Some utils for blktrace binary output, including a translator to paraver trace format: Paraver at BSC
These utilities were created for IOLanes EU project and IOStack H2020 project to analyze what was happening in the I/O Stack.
Ramon Nou @ Barcelona Supercomputing Center (2014)
> ./configure
> make
The input file of the utilities is a binary trace generated with blktrace.
Example (you may need root to generate traces with blkltrace):
> blktrace -o trace -d /dev/sda
Stop the trace generation with ctrl+c
> blkparse -d bp.bin -i ~/trace -O
Using a blktrace trace, we can extract basic statistics about operations (merges, number of reads, syncs) that help to analyze the changes done in the filesystem. For example, if the I/O is better aligned we will have more merges, reducing the number of requests going to the disk driver.
> blktrace2stats -i <inputbinarytrace> -w (wiki output) -c (compact output) -W <width>
####Options
-
-i <inputbinarytrace>
is a blktrace trace, parsed using blkparse:blkparse -d <binarytrace> -i <trace>
-
-w
: Optional, activates mediawiki table output -
-c
: (Optional) Activates compacted format, Reads from the different layers (Issue, Dispatch, Complete) will be separated by a '/' instead of a tab -
-W <width>
: (Optional) Specifies the width of the columns. If the number does not fits the width, it will be rounded to K units.
The 0 process, follows the standard semantics of blktrace. Nearly all the completions are marked with the 0 process (root process). The process name is the last one, but it should not be considered as the only one.
ReadAheads are counted on the queue event, as they are converted to standard reads when they enter the scheduler.

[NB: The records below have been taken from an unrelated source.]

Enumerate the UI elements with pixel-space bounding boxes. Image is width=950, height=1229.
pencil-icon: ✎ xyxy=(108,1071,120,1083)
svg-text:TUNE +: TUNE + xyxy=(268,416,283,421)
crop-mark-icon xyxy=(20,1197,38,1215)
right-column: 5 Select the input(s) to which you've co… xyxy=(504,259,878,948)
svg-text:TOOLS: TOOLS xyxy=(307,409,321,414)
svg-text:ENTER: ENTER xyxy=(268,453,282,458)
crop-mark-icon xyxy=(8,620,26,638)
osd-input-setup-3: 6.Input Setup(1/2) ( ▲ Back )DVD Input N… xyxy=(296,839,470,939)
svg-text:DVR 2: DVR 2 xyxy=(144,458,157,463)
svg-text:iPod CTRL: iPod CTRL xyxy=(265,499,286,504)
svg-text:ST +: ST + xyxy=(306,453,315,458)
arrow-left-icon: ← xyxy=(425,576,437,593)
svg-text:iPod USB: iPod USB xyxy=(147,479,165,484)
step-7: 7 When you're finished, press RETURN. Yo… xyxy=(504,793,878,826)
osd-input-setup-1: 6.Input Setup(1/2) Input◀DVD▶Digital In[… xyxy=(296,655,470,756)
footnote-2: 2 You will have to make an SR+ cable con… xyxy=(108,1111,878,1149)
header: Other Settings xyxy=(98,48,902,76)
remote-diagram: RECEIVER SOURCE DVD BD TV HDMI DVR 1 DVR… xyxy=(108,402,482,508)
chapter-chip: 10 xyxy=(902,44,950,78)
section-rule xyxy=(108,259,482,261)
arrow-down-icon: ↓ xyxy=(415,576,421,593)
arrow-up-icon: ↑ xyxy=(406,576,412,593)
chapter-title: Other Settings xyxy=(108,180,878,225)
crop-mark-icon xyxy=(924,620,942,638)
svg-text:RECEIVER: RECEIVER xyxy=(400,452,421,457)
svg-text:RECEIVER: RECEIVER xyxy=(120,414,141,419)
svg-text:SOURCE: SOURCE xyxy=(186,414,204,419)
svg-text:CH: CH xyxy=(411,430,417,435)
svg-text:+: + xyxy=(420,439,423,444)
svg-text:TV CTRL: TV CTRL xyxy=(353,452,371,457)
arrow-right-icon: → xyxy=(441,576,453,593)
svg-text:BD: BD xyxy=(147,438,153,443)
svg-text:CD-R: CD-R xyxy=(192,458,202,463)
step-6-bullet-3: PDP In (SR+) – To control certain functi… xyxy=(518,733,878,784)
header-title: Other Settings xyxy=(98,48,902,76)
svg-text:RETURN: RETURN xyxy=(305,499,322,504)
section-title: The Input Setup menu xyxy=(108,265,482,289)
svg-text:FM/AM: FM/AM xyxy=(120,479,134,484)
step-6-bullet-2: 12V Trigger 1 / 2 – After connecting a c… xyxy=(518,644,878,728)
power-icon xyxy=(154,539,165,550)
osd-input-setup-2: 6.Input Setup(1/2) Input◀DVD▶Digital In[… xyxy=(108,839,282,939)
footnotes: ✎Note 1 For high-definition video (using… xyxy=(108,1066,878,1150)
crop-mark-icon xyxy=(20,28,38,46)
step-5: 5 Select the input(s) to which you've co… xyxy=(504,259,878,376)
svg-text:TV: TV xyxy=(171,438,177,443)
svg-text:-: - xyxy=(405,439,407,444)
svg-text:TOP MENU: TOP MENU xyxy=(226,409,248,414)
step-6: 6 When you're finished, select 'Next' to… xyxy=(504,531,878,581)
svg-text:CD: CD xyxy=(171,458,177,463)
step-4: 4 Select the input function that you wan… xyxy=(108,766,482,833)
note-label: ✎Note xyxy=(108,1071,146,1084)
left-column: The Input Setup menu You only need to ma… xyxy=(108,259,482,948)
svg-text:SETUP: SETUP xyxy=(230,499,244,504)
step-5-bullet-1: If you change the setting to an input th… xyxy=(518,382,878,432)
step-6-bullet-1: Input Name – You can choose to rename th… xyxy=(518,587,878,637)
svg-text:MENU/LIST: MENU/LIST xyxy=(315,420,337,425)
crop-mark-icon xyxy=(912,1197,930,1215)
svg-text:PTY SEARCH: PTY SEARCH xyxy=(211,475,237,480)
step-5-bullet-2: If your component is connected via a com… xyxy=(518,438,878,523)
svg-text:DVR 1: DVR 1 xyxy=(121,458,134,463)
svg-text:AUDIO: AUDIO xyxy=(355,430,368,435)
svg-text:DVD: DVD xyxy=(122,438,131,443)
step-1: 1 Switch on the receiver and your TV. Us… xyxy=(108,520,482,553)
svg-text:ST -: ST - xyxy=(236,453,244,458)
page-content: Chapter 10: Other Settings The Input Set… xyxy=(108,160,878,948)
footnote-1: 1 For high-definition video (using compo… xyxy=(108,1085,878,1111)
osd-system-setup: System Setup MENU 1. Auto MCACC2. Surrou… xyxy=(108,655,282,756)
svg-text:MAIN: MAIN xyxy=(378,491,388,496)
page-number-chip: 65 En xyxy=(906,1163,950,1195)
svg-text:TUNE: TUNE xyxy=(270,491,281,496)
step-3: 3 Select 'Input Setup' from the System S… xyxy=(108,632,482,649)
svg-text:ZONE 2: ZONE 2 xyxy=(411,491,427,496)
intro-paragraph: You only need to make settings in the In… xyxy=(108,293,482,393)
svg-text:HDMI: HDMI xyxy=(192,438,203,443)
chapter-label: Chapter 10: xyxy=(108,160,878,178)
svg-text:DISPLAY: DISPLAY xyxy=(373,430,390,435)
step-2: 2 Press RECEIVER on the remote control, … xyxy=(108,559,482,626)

Process PID RMD WMD R RS W WS RA M I D C
hexdump 7306 70 53 7288/7168/2196 0/0/0 0/2/113 0/3/56 2308 24 7288 7296 2365
MD=Metadata, R = READ, W = WRITE, S = SYNC, M = Merge, RA=Read Ahead, I = Send to Queues, D = Send to Driver, C = Complete,
On this example we can see how the number of request completed returning from the disk are low compared to the dispatched ones, merges are low so it means that the merges are done at the disk level.
Using a blktrace trace, we can extract a paraver trace to provide a timeline of the disk and process I/O activity.
> blktrace2prv -i <inputbinarytrace> -o <trace name> -c (communications)
####Options
-
-i <inputbinarytrace>
is a blktrace trace, parsed using blkparse:blkparse -d <binarytrace> -i <trace>
-
-o <trace name>
is the prefix of the paraver trace output -
-c
: (Optional) Activates the generation of communication lines (including physical and logical delays). The trace will become larger.
The disk process is virtual, and some of the operations are generated to keep the semantics of I/O Stack. However, use the original blktrace (via blkparse) to assess that all is working as intended.
I include a sample cfg, that shows how many accesses and where we have them in the disk.